3.7 KiB
✨ #378 - Feature Request: Use ik_llama.cpp with llama-cpp-python
| Author | kadongre |
|---|---|
| State | ✅ Open |
| Created | 2025-05-04 |
| Updated | 2025-05-25 |
Description
Prerequisites
- I am running the latest code. Mention the version if possible as well.
- I carefully followed the README.md.
- I searched using keywords relevant to my issue to make sure that I am creating a new issue that is not already open (or closed).
- I reviewed the Discussions, and have a new and useful enhancement to share.
Feature Description
Enable python interface for ik_llama
Motivation
Enable python interface for ik_llama
Possible Implementation
The install instructions of llama-cpp-python indicates that it builds its own version of llama.cpp or there is an alternative to using the Wheels interface/API Would be useful to leverage any of these mechanisms for ik_llama to utilize the current llama-cpp-python interface
💬 Conversation
👤 ikawrakow commented the 2025-05-04 at 15:40:03:
I'm not a Python person. ik_llama.cpp is a fork of llama.cpp and hence has inherited whatever Python bindings were there in June of last year. But I have no idea if they still work and, if not, what needs to get done.
👤 saood06 commented the 2025-05-04 at 16:28:41:
He is asking about llama-cpp-python which is it's own project that pulls in llama.cpp as a submodule: https://github.com/abetlen/llama-cpp-python/tree/main/vendor
👤 ikawrakow commented the 2025-05-04 at 16:42:48:
I see. Is it even possible to have ik_llama.cpp live as a sub-module in that project? Mainline has been very busy pushing pieces of code from here to there, renaming functions, changing interfaces for no actual benefit, etc. So, my guess is that it will not be easy, if it is even possible.

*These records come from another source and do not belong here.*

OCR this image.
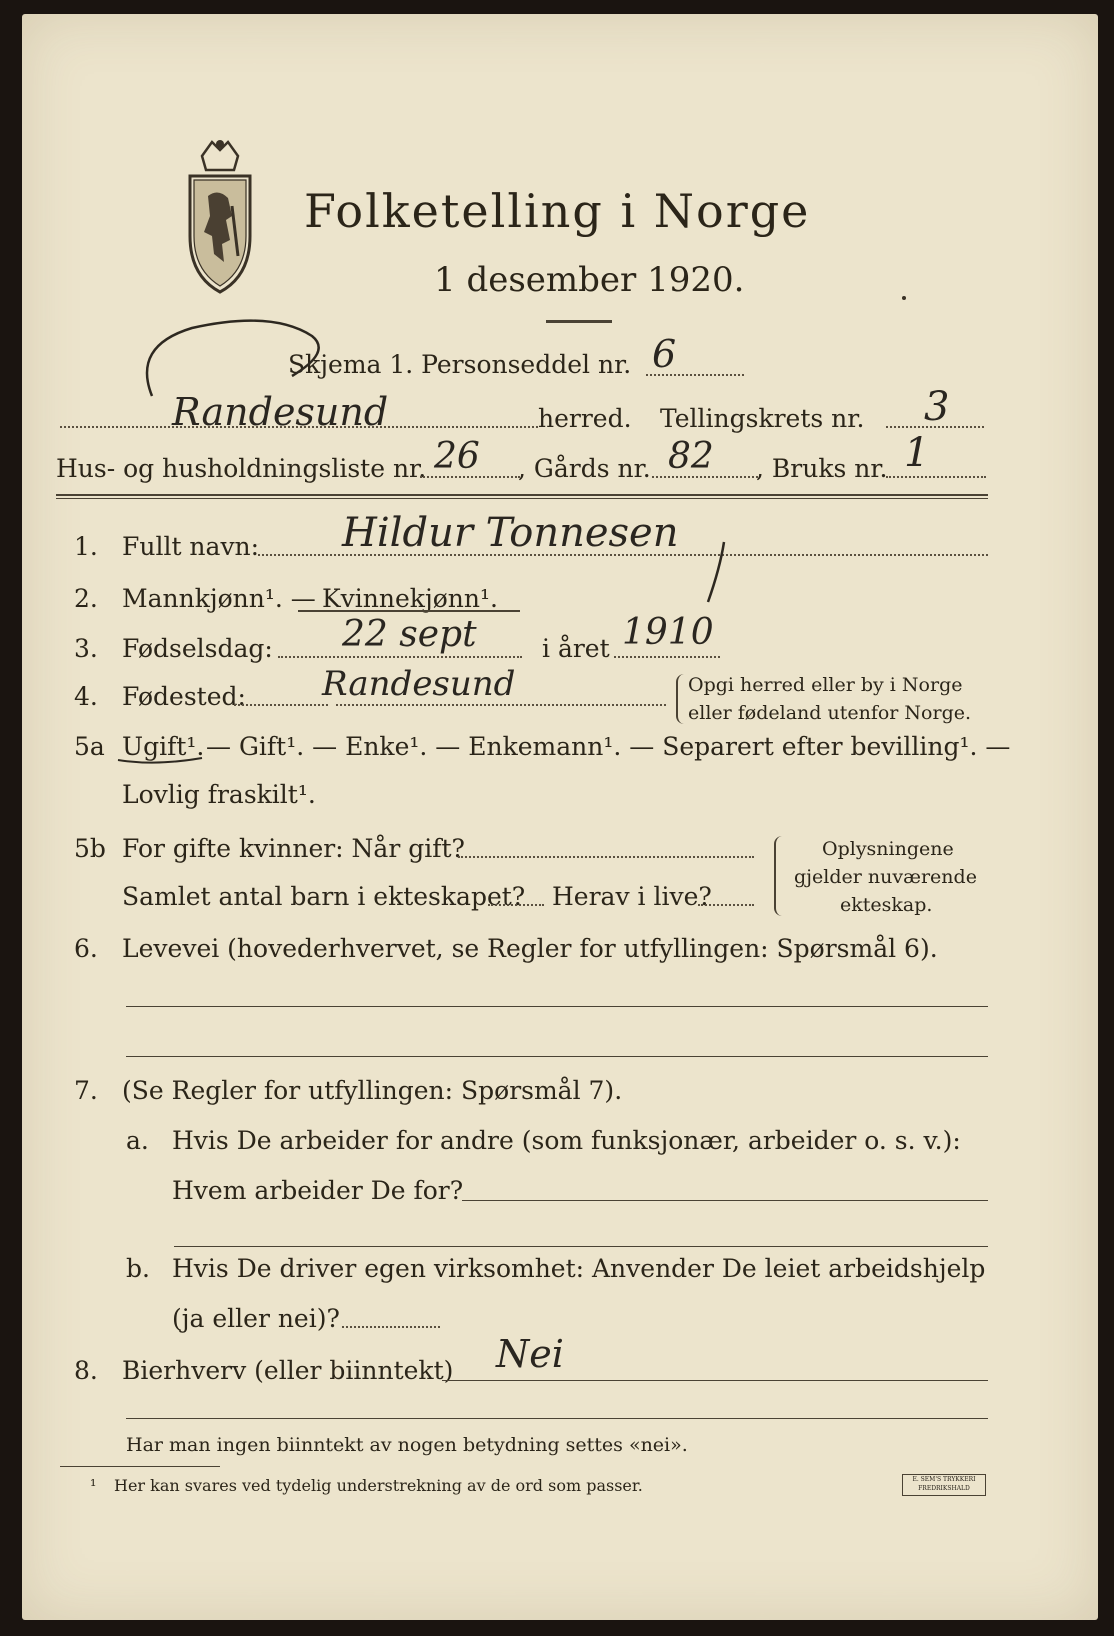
Folketelling i Norge
1 desember 1920.
Skjema 1. Personseddel nr. 6
Randesund	herred. Tellingskrets nr. 3
Hus- og husholdningsliste nr. 26 , Gårds nr. 82 , Bruks nr. 1
1. Fullt navn: Hildur Tonnesen
2. Mannkjønn¹. — Kvinnekjønn¹.
3. Fødselsdag: 22 sept	i året 1910
4. Fødested: Randesund	Opgi herred eller by i Norge
eller fødeland utenfor Norge.
5a Ugift¹. — Gift¹. — Enke¹. — Enkemann¹. — Separert efter bevilling¹. —
Lovlig fraskilt¹.
5b For gifte kvinner: Når gift?
Samlet antal barn i ekteskapet? Herav i live?
Oplysningene
gjelder nuværende
ekteskap.
6. Levevei (hovederhvervet, se Regler for utfyllingen: Spørsmål 6).
7. (Se Regler for utfyllingen: Spørsmål 7).
a. Hvis De arbeider for andre (som funksjonær, arbeider o. s. v.):
Hvem arbeider De for?
b. Hvis De driver egen virksomhet: Anvender De leiet arbeidshjelp
(ja eller nei)?
8. Bierhverv (eller biinntekt) Nei
Har man ingen biinntekt av nogen betydning settes «nei».
¹ Her kan svares ved tydelig understrekning av de ord som passer.	E. SEM'S TRYKKERI FREDRIKSHALD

👤 Ph0rk0z commented the 2025-05-14 at 16:17:57:
Besides stuff like -ot and other new features, can just grab the revision from around the forking. IIRC, something around 3.0. They all have tags. Then it's a matter of adding most missing function names in ~2 places. Make it pull ik_llama instead of llama.cpp as the sub-module.

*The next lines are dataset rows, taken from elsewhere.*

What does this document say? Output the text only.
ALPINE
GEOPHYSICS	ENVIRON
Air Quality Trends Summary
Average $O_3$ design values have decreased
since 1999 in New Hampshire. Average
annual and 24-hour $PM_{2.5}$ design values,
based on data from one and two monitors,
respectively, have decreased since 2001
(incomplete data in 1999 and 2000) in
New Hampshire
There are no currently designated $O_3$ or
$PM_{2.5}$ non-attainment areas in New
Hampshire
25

All the bindings do is call C++ functions from the library. Not sure why you'd want to embark on such a journey but it doesn't look too bad.

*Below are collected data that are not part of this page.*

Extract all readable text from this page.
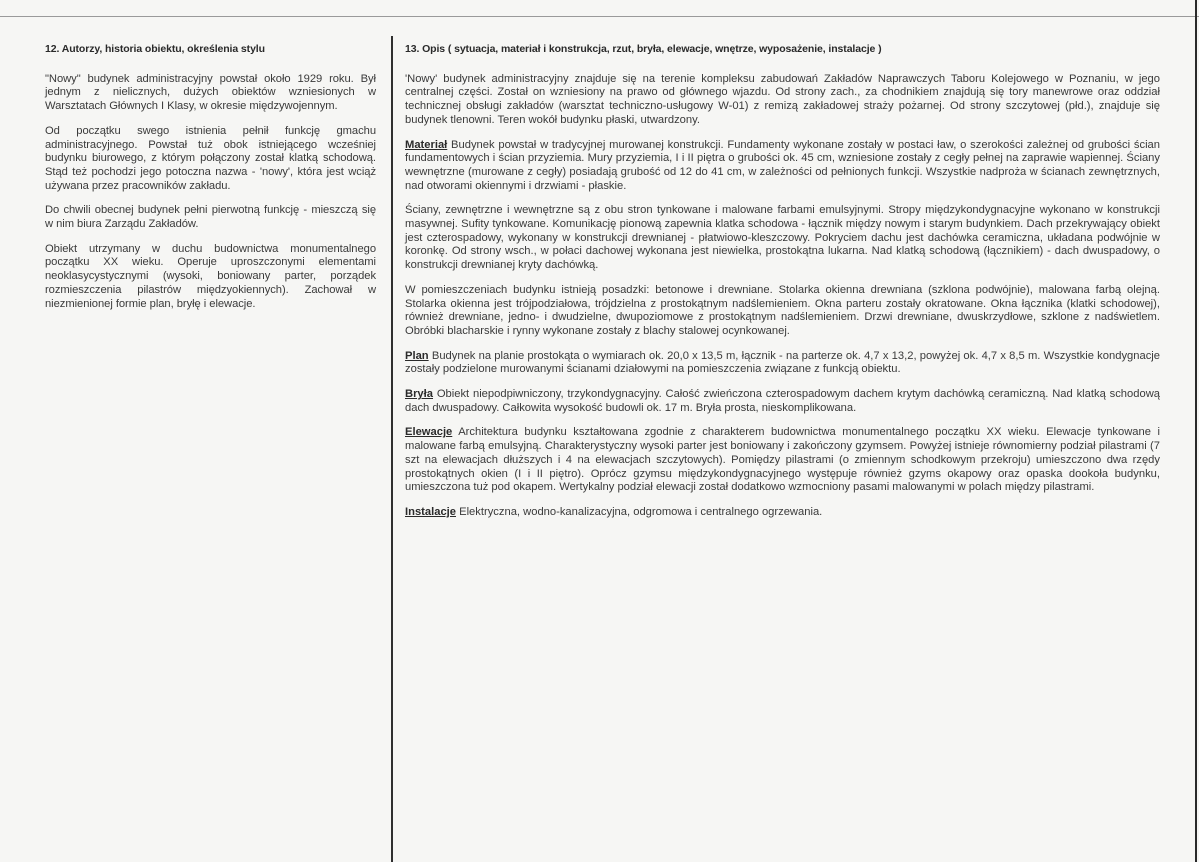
12. Autorzy, historia obiektu, określenia stylu

"Nowy" budynek administracyjny powstał około 1929 roku. Był jednym z nielicznych, dużych obiektów wzniesionych w Warsztatach Głównych I Klasy, w okresie międzywojennym.

Od początku swego istnienia pełnił funkcję gmachu administracyjnego. Powstał tuż obok istniejącego wcześniej budynku biurowego, z którym połączony został klatką schodową. Stąd też pochodzi jego potoczna nazwa - 'nowy', która jest wciąż używana przez pracowników zakładu.

Do chwili obecnej budynek pełni pierwotną funkcję - mieszczą się w nim biura Zarządu Zakładów.

Obiekt utrzymany w duchu budownictwa monumentalnego początku XX wieku. Operuje uproszczonymi elementami neoklasycystycznymi (wysoki, boniowany parter, porządek rozmieszczenia pilastrów międzyokiennych). Zachował w niezmienionej formie plan, bryłę i elewacje.

13. Opis ( sytuacja, materiał i konstrukcja, rzut, bryła, elewacje, wnętrze, wyposażenie, instalacje )

'Nowy' budynek administracyjny znajduje się na terenie kompleksu zabudowań Zakładów Naprawczych Taboru Kolejowego w Poznaniu, w jego centralnej części. Został on wzniesiony na prawo od głównego wjazdu. Od strony zach., za chodnikiem znajdują się tory manewrowe oraz oddział technicznej obsługi zakładów (warsztat techniczno-usługowy W-01) z remizą zakładowej straży pożarnej. Od strony szczytowej (płd.), znajduje się budynek tlenowni. Teren wokół budynku płaski, utwardzony.

Materiał Budynek powstał w tradycyjnej murowanej konstrukcji. Fundamenty wykonane zostały w postaci ław, o szerokości zależnej od grubości ścian fundamentowych i ścian przyziemia. Mury przyziemia, I i II piętra o grubości ok. 45 cm, wzniesione zostały z cegły pełnej na zaprawie wapiennej. Ściany wewnętrzne (murowane z cegły) posiadają grubość od 12 do 41 cm, w zależności od pełnionych funkcji. Wszystkie nadproża w ścianach zewnętrznych, nad otworami okiennymi i drzwiami - płaskie.

Ściany, zewnętrzne i wewnętrzne są z obu stron tynkowane i malowane farbami emulsyjnymi. Stropy międzykondygnacyjne wykonano w konstrukcji masywnej. Sufity tynkowane. Komunikację pionową zapewnia klatka schodowa - łącznik między nowym i starym budynkiem. Dach przekrywający obiekt jest czterospadowy, wykonany w konstrukcji drewnianej - płatwiowo-kleszczowy. Pokryciem dachu jest dachówka ceramiczna, układana podwójnie w koronkę. Od strony wsch., w połaci dachowej wykonana jest niewielka, prostokątna lukarna. Nad klatką schodową (łącznikiem) - dach dwuspadowy, o konstrukcji drewnianej kryty dachówką.

W pomieszczeniach budynku istnieją posadzki: betonowe i drewniane. Stolarka okienna drewniana (szklona podwójnie), malowana farbą olejną. Stolarka okienna jest trójpodziałowa, trójdzielna z prostokątnym nadślemieniem. Okna parteru zostały okratowane. Okna łącznika (klatki schodowej), również drewniane, jedno- i dwudzielne, dwupoziomowe z prostokątnym nadślemieniem. Drzwi drewniane, dwuskrzydłowe, szklone z nadświetlem. Obróbki blacharskie i rynny wykonane zostały z blachy stalowej ocynkowanej.

Plan Budynek na planie prostokąta o wymiarach ok. 20,0 x 13,5 m, łącznik - na parterze ok. 4,7 x 13,2, powyżej ok. 4,7 x 8,5 m. Wszystkie kondygnacje zostały podzielone murowanymi ścianami działowymi na pomieszczenia związane z funkcją obiektu.

Bryła Obiekt niepodpiwniczony, trzykondygnacyjny. Całość zwieńczona czterospadowym dachem krytym dachówką ceramiczną. Nad klatką schodową dach dwuspadowy. Całkowita wysokość budowli ok. 17 m. Bryła prosta, nieskomplikowana.

Elewacje Architektura budynku kształtowana zgodnie z charakterem budownictwa monumentalnego początku XX wieku. Elewacje tynkowane i malowane farbą emulsyjną. Charakterystyczny wysoki parter jest boniowany i zakończony gzymsem. Powyżej istnieje równomierny podział pilastrami (7 szt na elewacjach dłuższych i 4 na elewacjach szczytowych). Pomiędzy pilastrami (o zmiennym schodkowym przekroju) umieszczono dwa rzędy prostokątnych okien (I i II piętro). Oprócz gzymsu międzykondygnacyjnego występuje również gzyms okapowy oraz opaska dookoła budynku, umieszczona tuż pod okapem. Wertykalny podział elewacji został dodatkowo wzmocniony pasami malowanymi w polach między pilastrami.

Instalacje Elektryczna, wodno-kanalizacyjna, odgromowa i centralnego ogrzewania.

👤 ikawrakow commented the 2025-05-14 at 16:35:11:
You want to do it?
👤 Ph0rk0z commented the 2025-05-14 at 16:51:04:
I was going to do it to maybe use ik_llama with textgen webui but it's a whole separate repo. Out of scope from here. It's been just as easy to run llama-server.. the only reason to bother is to use HF sampling instead of built in. IK is missing nsigma sampler and --cache-reuse stuff, textgen at least has context shifting in hf_llama.cpp mode.
👤 Ph0rk0z commented the 2025-05-14 at 16:51:04:
I was going to do it to maybe use ik_llama with textgen webui but it's a whole separate repo. Out of scope from here. It's been just as easy to run llama-server.. the only reason to bother is to use HF sampling instead of built in. IK is missing nsigma and --cache-reuse stuff, textgen at least has context shifting in hf_llama.cpp mode.
👤 saood06 commented the 2025-05-25 at 05:05:19:
I agree with @Ph0rk0z this issue seems out of scope here, as solving it involves making a new repo/fork/branch of llama-cpp-python. Can this be closed?